Gaining Insight to Drive Better Decisions
With so many decisions to make and with ever-increasing pressure to hit tight product launch schedules, how does the engineer know where to focus product development efforts to optimize charge consumption? The key lies in understanding exactly how much charge is consumed by various components, operating states, and firmware operations. This information can be obtained using event-based power analysis (EBPA) to correlate current measurements with RF and sub-circuit events.
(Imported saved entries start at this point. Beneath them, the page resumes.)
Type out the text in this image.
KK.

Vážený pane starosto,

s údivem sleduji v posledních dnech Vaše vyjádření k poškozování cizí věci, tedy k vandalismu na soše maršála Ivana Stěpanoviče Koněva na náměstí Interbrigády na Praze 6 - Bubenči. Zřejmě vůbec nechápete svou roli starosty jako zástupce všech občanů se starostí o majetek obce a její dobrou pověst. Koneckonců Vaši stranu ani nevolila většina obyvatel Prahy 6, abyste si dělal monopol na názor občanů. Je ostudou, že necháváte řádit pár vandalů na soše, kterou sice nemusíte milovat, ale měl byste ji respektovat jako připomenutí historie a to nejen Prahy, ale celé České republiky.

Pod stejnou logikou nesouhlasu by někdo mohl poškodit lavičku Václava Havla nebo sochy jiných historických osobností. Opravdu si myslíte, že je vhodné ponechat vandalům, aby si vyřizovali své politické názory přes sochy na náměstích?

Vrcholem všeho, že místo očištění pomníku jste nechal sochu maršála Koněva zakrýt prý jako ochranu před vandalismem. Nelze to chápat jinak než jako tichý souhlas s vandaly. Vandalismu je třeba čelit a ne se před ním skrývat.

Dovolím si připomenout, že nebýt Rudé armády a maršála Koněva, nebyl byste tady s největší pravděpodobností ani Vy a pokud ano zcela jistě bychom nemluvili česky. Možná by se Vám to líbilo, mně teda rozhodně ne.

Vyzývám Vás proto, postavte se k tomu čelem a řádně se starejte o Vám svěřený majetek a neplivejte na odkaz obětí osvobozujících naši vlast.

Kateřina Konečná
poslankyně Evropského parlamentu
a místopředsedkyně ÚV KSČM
By performing EBPA, design engineers can quickly understand how much charge each feature consumes and then use this insight to make the right design decisions.
As an example, the graph of four waveforms (Figure 1) shows a horizontal axis time-sliced into segments based on RF power (green line), the LED voltage (blue line), and other overall device current levels (actual measurements in yellow, smoothed measurements in brown). The horizontal axis depicts the various time slice labels: MCU, DUT Tx, and LED1.

Once the solution software has time-sliced the waveform per the RF and sub-circuit events of interest, it can show the engineer exactly how the charge consumption is associated with each of these events (Figure 2). In the regions specified above, for example, one-third of the charge is consumed during DUT Tx time-slices, while more than 60 percent of the charge is consumed during LED1 time slices. The design engineer running the software can adjust the time being analyzed to focus on just a few milliseconds of device activity, or to consider a much longer period of operation.

It is often helpful to understand how a device spends its time and charge at or above various current levels. The ideal tool for this task is the complementary cumulative distribution function (CCDF), as shown in Figure 3. This graph shows that the device spends nearly 78 percent of its time at current levels above 7.16 mA, but it spends more than 91 percent of its charge above this level. The steep drops near the right side of the graph indicate that much of the charge is consumed at rates of approximately 12.5 and 14.5 mA. Using this insight, the design engineer can identify further options for conserving charge.

The Bottom Line
The battery-powered device market is growing quickly. Demand for ever-longer run time is also on the rise. This is particularly true for consumer, IoT, and medical applications. Making the right architectural and programming decisions is critical for optimizing run time, but doing so quickly enough to hit fast time-to-market objectives remains challenging. Using event-based power analysis to correlate current waveforms with RF and sub-circuit events, is the ideal way to deal with this dilemma. It not only provides R&D engineers with fast, visual insight, but can allow them to quickly iterate their designs to optimize battery life. It’s a smart choice for any engineer looking to develop a successful battery-powered device.